Retalho
Recolhe as moedas todas espalhadas pelo passeio e pára de desafiar os transeuntes com aquele olhar de incriminação, a rapariga dos sapatos descascados e das roupas dois números acima da sua actual medida. De súbito, rompe num pranto e pede-me cigarros (em vez das moedas que me enchem o bolso pequenos dos jeans importunando o osso cujo nome desconheço, aquele que fica na esquina da anca).
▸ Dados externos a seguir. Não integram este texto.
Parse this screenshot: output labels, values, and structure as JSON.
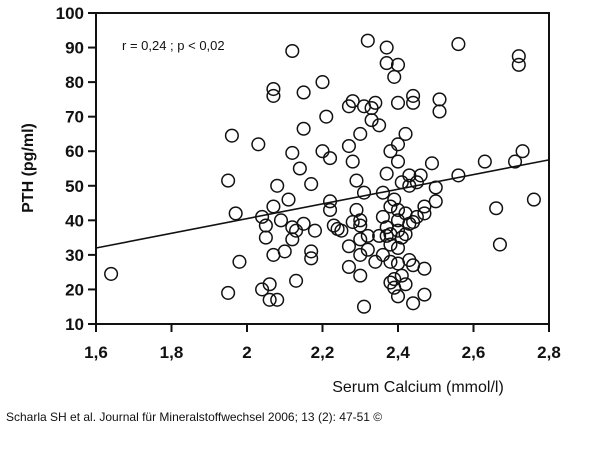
{
  "chart_data": {
    "type": "scatter",
    "xlabel": "Serum Calcium (mmol/l)",
    "ylabel": "PTH (pg/ml)",
    "annotation": "r =  0,24 ; p < 0,02",
    "xlim": [
      1.6,
      2.8
    ],
    "ylim": [
      10,
      100
    ],
    "x_ticks": [
      1.6,
      1.8,
      2.0,
      2.2,
      2.4,
      2.6,
      2.8
    ],
    "x_tick_labels": [
      "1,6",
      "1,8",
      "2",
      "2,2",
      "2,4",
      "2,6",
      "2,8"
    ],
    "y_ticks": [
      10,
      20,
      30,
      40,
      50,
      60,
      70,
      80,
      90,
      100
    ],
    "y_tick_labels": [
      "10",
      "20",
      "30",
      "40",
      "50",
      "60",
      "70",
      "80",
      "90",
      "100"
    ],
    "grid": false,
    "regression_line": {
      "x": [
        1.6,
        2.8
      ],
      "y": [
        32,
        57.5
      ]
    },
    "points": [
      [
        1.64,
        24.5
      ],
      [
        1.95,
        51.5
      ],
      [
        1.95,
        19
      ],
      [
        1.96,
        64.5
      ],
      [
        1.97,
        42
      ],
      [
        1.98,
        28
      ],
      [
        2.03,
        62
      ],
      [
        2.04,
        41
      ],
      [
        2.04,
        20
      ],
      [
        2.05,
        38.5
      ],
      [
        2.05,
        35
      ],
      [
        2.06,
        17
      ],
      [
        2.06,
        21.5
      ],
      [
        2.07,
        78
      ],
      [
        2.07,
        76
      ],
      [
        2.07,
        44
      ],
      [
        2.07,
        30
      ],
      [
        2.08,
        17
      ],
      [
        2.08,
        50
      ],
      [
        2.09,
        40
      ],
      [
        2.1,
        31
      ],
      [
        2.11,
        46
      ],
      [
        2.12,
        89
      ],
      [
        2.12,
        38
      ],
      [
        2.12,
        34.5
      ],
      [
        2.12,
        59.5
      ],
      [
        2.13,
        22.5
      ],
      [
        2.13,
        37
      ],
      [
        2.14,
        55
      ],
      [
        2.15,
        66.5
      ],
      [
        2.15,
        77
      ],
      [
        2.15,
        39
      ],
      [
        2.17,
        31
      ],
      [
        2.17,
        29
      ],
      [
        2.17,
        50.5
      ],
      [
        2.18,
        37
      ],
      [
        2.2,
        80
      ],
      [
        2.2,
        60
      ],
      [
        2.21,
        70
      ],
      [
        2.22,
        45.5
      ],
      [
        2.22,
        43
      ],
      [
        2.22,
        58
      ],
      [
        2.23,
        38.5
      ],
      [
        2.24,
        37.5
      ],
      [
        2.25,
        37
      ],
      [
        2.27,
        73
      ],
      [
        2.27,
        61.5
      ],
      [
        2.27,
        32.5
      ],
      [
        2.27,
        26.5
      ],
      [
        2.28,
        57
      ],
      [
        2.28,
        74.5
      ],
      [
        2.28,
        39.5
      ],
      [
        2.29,
        51.5
      ],
      [
        2.29,
        43
      ],
      [
        2.3,
        65
      ],
      [
        2.3,
        38.5
      ],
      [
        2.3,
        40
      ],
      [
        2.3,
        34.5
      ],
      [
        2.3,
        30
      ],
      [
        2.3,
        24
      ],
      [
        2.31,
        73
      ],
      [
        2.31,
        48
      ],
      [
        2.31,
        15
      ],
      [
        2.32,
        92
      ],
      [
        2.32,
        35.5
      ],
      [
        2.32,
        31.5
      ],
      [
        2.33,
        72.5
      ],
      [
        2.33,
        69
      ],
      [
        2.34,
        74
      ],
      [
        2.34,
        28
      ],
      [
        2.35,
        67.5
      ],
      [
        2.35,
        35.5
      ],
      [
        2.36,
        48
      ],
      [
        2.36,
        41
      ],
      [
        2.36,
        30
      ],
      [
        2.37,
        90
      ],
      [
        2.37,
        85.5
      ],
      [
        2.37,
        53.5
      ],
      [
        2.37,
        38
      ],
      [
        2.37,
        35.5
      ],
      [
        2.38,
        60
      ],
      [
        2.38,
        44
      ],
      [
        2.38,
        36
      ],
      [
        2.38,
        33
      ],
      [
        2.38,
        28
      ],
      [
        2.38,
        22
      ],
      [
        2.39,
        81.5
      ],
      [
        2.39,
        46
      ],
      [
        2.39,
        23
      ],
      [
        2.39,
        20.5
      ],
      [
        2.4,
        85
      ],
      [
        2.4,
        74
      ],
      [
        2.4,
        62
      ],
      [
        2.4,
        57
      ],
      [
        2.4,
        43
      ],
      [
        2.4,
        40
      ],
      [
        2.4,
        37
      ],
      [
        2.4,
        32
      ],
      [
        2.4,
        27.5
      ],
      [
        2.4,
        18
      ],
      [
        2.41,
        51
      ],
      [
        2.41,
        35
      ],
      [
        2.41,
        24
      ],
      [
        2.42,
        65
      ],
      [
        2.42,
        42
      ],
      [
        2.42,
        36
      ],
      [
        2.42,
        21.5
      ],
      [
        2.43,
        53
      ],
      [
        2.43,
        50
      ],
      [
        2.43,
        39
      ],
      [
        2.43,
        28.5
      ],
      [
        2.44,
        76
      ],
      [
        2.44,
        74
      ],
      [
        2.44,
        39.5
      ],
      [
        2.44,
        27
      ],
      [
        2.44,
        16
      ],
      [
        2.45,
        51
      ],
      [
        2.45,
        41
      ],
      [
        2.46,
        53
      ],
      [
        2.47,
        44
      ],
      [
        2.47,
        42
      ],
      [
        2.47,
        26
      ],
      [
        2.47,
        18.5
      ],
      [
        2.49,
        56.5
      ],
      [
        2.5,
        49.5
      ],
      [
        2.5,
        45.5
      ],
      [
        2.51,
        75
      ],
      [
        2.51,
        71.5
      ],
      [
        2.56,
        91
      ],
      [
        2.56,
        53
      ],
      [
        2.63,
        57
      ],
      [
        2.66,
        43.5
      ],
      [
        2.67,
        33
      ],
      [
        2.71,
        57
      ],
      [
        2.72,
        87.5
      ],
      [
        2.72,
        85
      ],
      [
        2.73,
        60
      ],
      [
        2.76,
        46
      ]
    ]
  },
  "caption": "Scharla SH et al. Journal für Mineralstoffwechsel 2006; 13 (2): 47-51 ©"
}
A mudança de alvo terá sido provocada por uns sujeitos que se aproximam, apercebo-me quando a rapariga se enrosca nos seus trapos e, com um arrepio, lança o canto do olho para os dois impecáveis polícias que cirandam ali pela esquina com os seus asseados uniformes azuis: pensará a rapariga estarem fazendo ronda aos seus metaizinhos preciosos e em serviço a bófia pelo menos ainda não fuma, tal mancharia a limpeza da corporação, o que não quer dizer que não roube, e a rapariga essas coisas lá terá aprendido nas aulas que a rua lhe deu, treinando-a para desmascarar o perigo, use ele o disfarce que lhe aprouver, que mil formas toma o Diabo. O vagabundo que lhe faz as vezes de um parceiro insiste em soltar-lhe imprecações ininteligíveis (que a rapariga visivelmente compreende) não satisfeito por lhe ter aplicado um violento pontapé no caixote de cartão castanho onde antes jaziam as economias (comuns?) recolhidas ao longo do dia. Finalmente vai-se, numa ira tamanha, sei lá eu porquê (sabê-lo-á a rapariga dos olhos de gato, mas entre marido e mulher, já dizia o outro).
Aproximo-me dela e faço como se me fosse sentar.
"Posso?" – indago com deferência, a modos de quem pede para entrar no hall da casa.